With the ASX kicking 2016 off by demonstrating a huge amount of volatility, it is all too easy for investors to focus on the short run. After all, with share prices seemingly coming under attack from fears surrounding China and a continued fall in commodity prices, it is natural to concentrate on the here and now rather than consider how businesses will be performing a number of years down the line.
However, by focusing on the long-term prospects of companies and buying during volatile periods, it is possible to provide the best possible opportunity for portfolio gains. Certainly, it will mean the potential for short-term paper losses, but so long as investments come good in the months and years ahead, such happenings are likely to quickly be forgotten.
One stock which appears to be worth buying at the present time is Macquarie Group Ltd (ASX: MQG), with the diversified financial company taking advantage of appealing asset prices to conduct an acquisition spree. This has included an aircraft leasing opportunity as well as the Esanda Dealer Finance unit; both of which provide Macquarie with long term profit growth potential.
And in the short run, Macquarie is forecast to increase its earnings by over 10% per annum during the next two years. This could act as a positive catalyst on a share price which has beaten the ASX by almost 40% in the last year. With Macquarie trading on a price to earnings (P/E) ratio of 13.5 versus 15.7 for the ASX, there remains a significant amount of upward rerating potential.

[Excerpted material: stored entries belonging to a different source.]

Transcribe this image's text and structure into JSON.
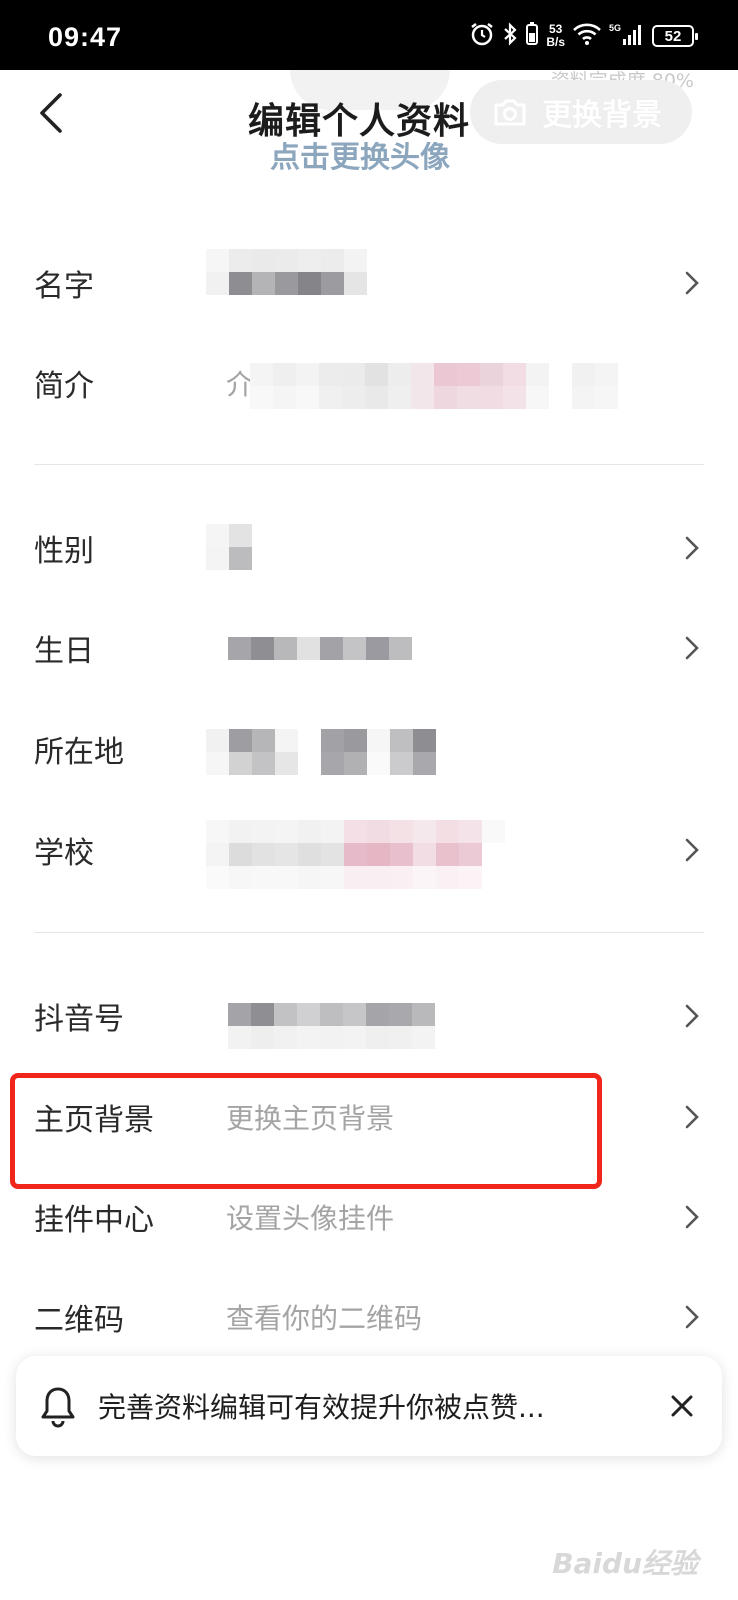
{
  "status_bar": {
    "time": "09:47",
    "net_speed_value": "53",
    "net_speed_unit": "B/s",
    "network_type": "5G",
    "battery": "52"
  },
  "header": {
    "title": "编辑个人资料",
    "change_background_label": "更换背景",
    "completion_text": "资料完成度 80%",
    "change_avatar_text": "点击更换头像"
  },
  "rows": {
    "name": {
      "label": "名字"
    },
    "bio": {
      "label": "简介",
      "value_prefix": "介"
    },
    "gender": {
      "label": "性别"
    },
    "birthday": {
      "label": "生日"
    },
    "location": {
      "label": "所在地"
    },
    "school": {
      "label": "学校"
    },
    "douyin_id": {
      "label": "抖音号"
    },
    "home_background": {
      "label": "主页背景",
      "value": "更换主页背景"
    },
    "pendant_center": {
      "label": "挂件中心",
      "value": "设置头像挂件"
    },
    "qr_code": {
      "label": "二维码",
      "value": "查看你的二维码"
    }
  },
  "tip": {
    "text": "完善资料编辑可有效提升你被点赞..."
  },
  "watermark": "Baidu经验",
  "colors": {
    "highlight": "#f0261b",
    "label": "#2a2a2a",
    "secondary": "#a4a4a4"
  }
}
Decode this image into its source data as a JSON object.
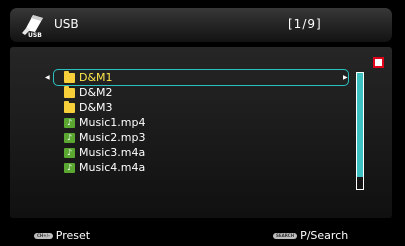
{
  "header": {
    "source_label": "USB",
    "page_indicator": "[1/9]",
    "icon": "usb-icon"
  },
  "list": {
    "selected_index": 0,
    "items": [
      {
        "label": "D&M1",
        "type": "folder"
      },
      {
        "label": "D&M2",
        "type": "folder"
      },
      {
        "label": "D&M3",
        "type": "folder"
      },
      {
        "label": "Music1.mp4",
        "type": "music"
      },
      {
        "label": "Music2.mp3",
        "type": "music"
      },
      {
        "label": "Music3.m4a",
        "type": "music"
      },
      {
        "label": "Music4.m4a",
        "type": "music"
      }
    ],
    "scroll_position_fraction": 0.0
  },
  "footer": {
    "left_button": "CH+/-",
    "left_label": "Preset",
    "right_button": "SEARCH",
    "right_label": "P/Search"
  },
  "colors": {
    "highlight_border": "#2ac0c0",
    "scroll_thumb": "#3fc0c0",
    "folder": "#f6cf3b",
    "music": "#5aa832",
    "stop_indicator": "#e0001a"
  }
}
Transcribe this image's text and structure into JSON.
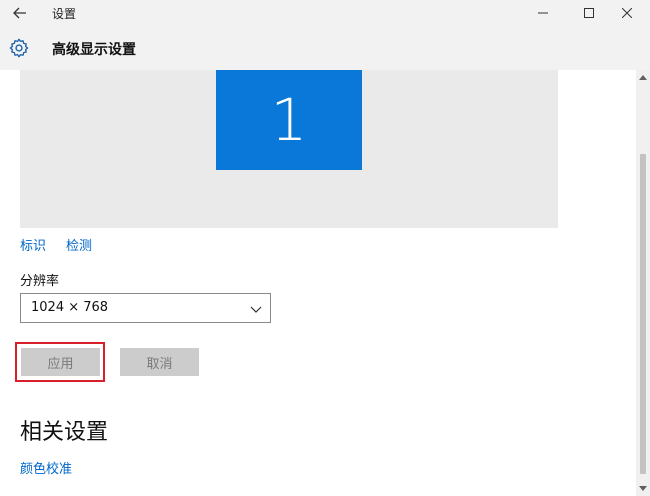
{
  "window": {
    "title": "设置"
  },
  "header": {
    "title": "高级显示设置"
  },
  "display": {
    "monitor_number": "1"
  },
  "links": {
    "identify": "标识",
    "detect": "检测"
  },
  "resolution": {
    "label": "分辨率",
    "value": "1024 × 768"
  },
  "buttons": {
    "apply": "应用",
    "cancel": "取消"
  },
  "related": {
    "title": "相关设置",
    "color_calibration": "颜色校准"
  },
  "colors": {
    "accent": "#0a78d8",
    "link": "#0066cc",
    "highlight": "#d9202a"
  }
}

Moreover, Macquarie's portfolio of assets is increasingly becoming more annuity-like in profile. With uncertainty across the global economy being relatively high, a degree of stability alongside profit growth should prove to be beneficial in 2016 and beyond. Furthermore, with Macquarie having a large international exposure, it could gain a boost from a weak Aussie dollar, while a yield of 4.6% alongside double-digit dividend growth in the next two years means that it also holds huge income appeal.
Meanwhile, National Australia Bank Ltd. (ASX: NAB) also has top notch income prospects, with its yield standing at 7.1%. This is 230 basis points higher than the ASX's yield and although dividends are forecast to rise only marginally during the next two years, NAB's dividend cover remains sufficient for dividend growth further down the line, with it currently standing at 1.3.
Additionally, NAB's financial position is now much healthier than a year ago, with asset disposals and a capital raising making notable improvements to the bank's financial health. In fact, NAB sits in the top quartile among its international peers regarding its common equity tier 1 (CET1) ratio which, given the challenging outlook for the economy over the medium term, should provide the market with a degree of confidence in NAB's future prospects.
Looking ahead, the disposal of additional non-core assets also has the scope to improve investor sentiment in NAB, with UK-based Clydesdale Bank being relatively problematic in recent years. With NAB trading on a P/E ratio of 12, an upward rerating is on the cards – especially since the wider banking sector has a P/E ratio of 13.